ROANOKE TIMES

                         Roanoke Times
                 Copyright (c) 1995, Landmark Communications, Inc.

DATE: SATURDAY, July 31, 1993                   TAG: 9307310028
SECTION: NATIONAL/INTERNATIONAL                    PAGE: A1   EDITION: METRO 
SOURCE: LORI ROZSA KNIGHT-RIDDER/TRIBUNE
DATELINE: NAPLES, FLA.                                LENGTH: Short


FOR MOSQUITOES, IT'S A SCENT TO DIE FOR

Leave it to a creature as contemptible as the mosquito to fall in love with a scent as malodorous as cow's breath.

Mosquito control experts in Collier County are rejoicing that the nasty little biters can be lured to their deaths by a mere hint of the fragrance they find so enthralling.

"It's kind of a sweaty-sock smell," says Gene Lamire, a research entomologist for the county's Mosquito Control office and co-inventor of the county's new cow's breath traps, the first of their kind in the country.

With help from the U.S. Agriculture Department, Lamire created a mosquito trap that uses as bait a synthetic chemical called Octenol - basically, cow's breath in a can. The traps cost about $500 each to make.

Small motorized fans within the traps send the aroma wafting through the air, attracting thick clouds of mosquitoes. When the bugs get close enough, they are sucked into a Mason jar by the fans. Unable to fly out, they die, surrounded by the smell they love so well.
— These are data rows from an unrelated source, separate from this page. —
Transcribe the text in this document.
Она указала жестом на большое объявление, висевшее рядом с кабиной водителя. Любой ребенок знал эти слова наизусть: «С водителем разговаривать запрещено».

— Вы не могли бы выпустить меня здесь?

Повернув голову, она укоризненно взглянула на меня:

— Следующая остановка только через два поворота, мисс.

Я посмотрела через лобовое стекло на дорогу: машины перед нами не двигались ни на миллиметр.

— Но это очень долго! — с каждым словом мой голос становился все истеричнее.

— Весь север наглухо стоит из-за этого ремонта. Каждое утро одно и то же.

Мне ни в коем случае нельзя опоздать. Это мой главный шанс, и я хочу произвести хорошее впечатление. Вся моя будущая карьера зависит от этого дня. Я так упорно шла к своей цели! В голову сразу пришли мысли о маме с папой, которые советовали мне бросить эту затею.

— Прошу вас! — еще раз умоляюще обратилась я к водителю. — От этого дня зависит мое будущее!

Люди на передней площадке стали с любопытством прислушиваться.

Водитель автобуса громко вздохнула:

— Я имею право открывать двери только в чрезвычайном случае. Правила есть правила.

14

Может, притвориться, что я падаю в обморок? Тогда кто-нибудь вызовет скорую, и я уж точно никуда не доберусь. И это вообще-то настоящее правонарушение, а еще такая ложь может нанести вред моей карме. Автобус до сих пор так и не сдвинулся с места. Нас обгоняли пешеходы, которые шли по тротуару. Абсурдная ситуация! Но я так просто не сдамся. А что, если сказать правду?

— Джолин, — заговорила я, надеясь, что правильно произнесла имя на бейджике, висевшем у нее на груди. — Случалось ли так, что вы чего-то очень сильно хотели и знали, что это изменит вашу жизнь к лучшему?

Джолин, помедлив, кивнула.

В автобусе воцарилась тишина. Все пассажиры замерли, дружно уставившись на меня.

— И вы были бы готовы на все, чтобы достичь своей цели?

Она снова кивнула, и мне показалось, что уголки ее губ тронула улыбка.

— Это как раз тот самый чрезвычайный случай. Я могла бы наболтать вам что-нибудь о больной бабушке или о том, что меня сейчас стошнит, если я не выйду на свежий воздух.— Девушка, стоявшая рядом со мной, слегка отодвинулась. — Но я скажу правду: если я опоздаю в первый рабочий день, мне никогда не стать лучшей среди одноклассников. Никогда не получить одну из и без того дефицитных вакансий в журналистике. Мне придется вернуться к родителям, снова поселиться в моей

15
Lamire learned about the cow's-breath theory from researchers in Africa who are trying to find a way to fend off tsetse flies. To test the theory, Lamire and his colleagues placed 42 traps on Key Island near Naples on July 1. Every day since then, they've scooped millions of mosquito carcasses from the Mason jars.

Now Lamire's looking for a way to build a cheaper trap.

"The goal is to find an alternative to reduce the amount of spraying in mosquito control," Lamire said. "This looks like a good alternative."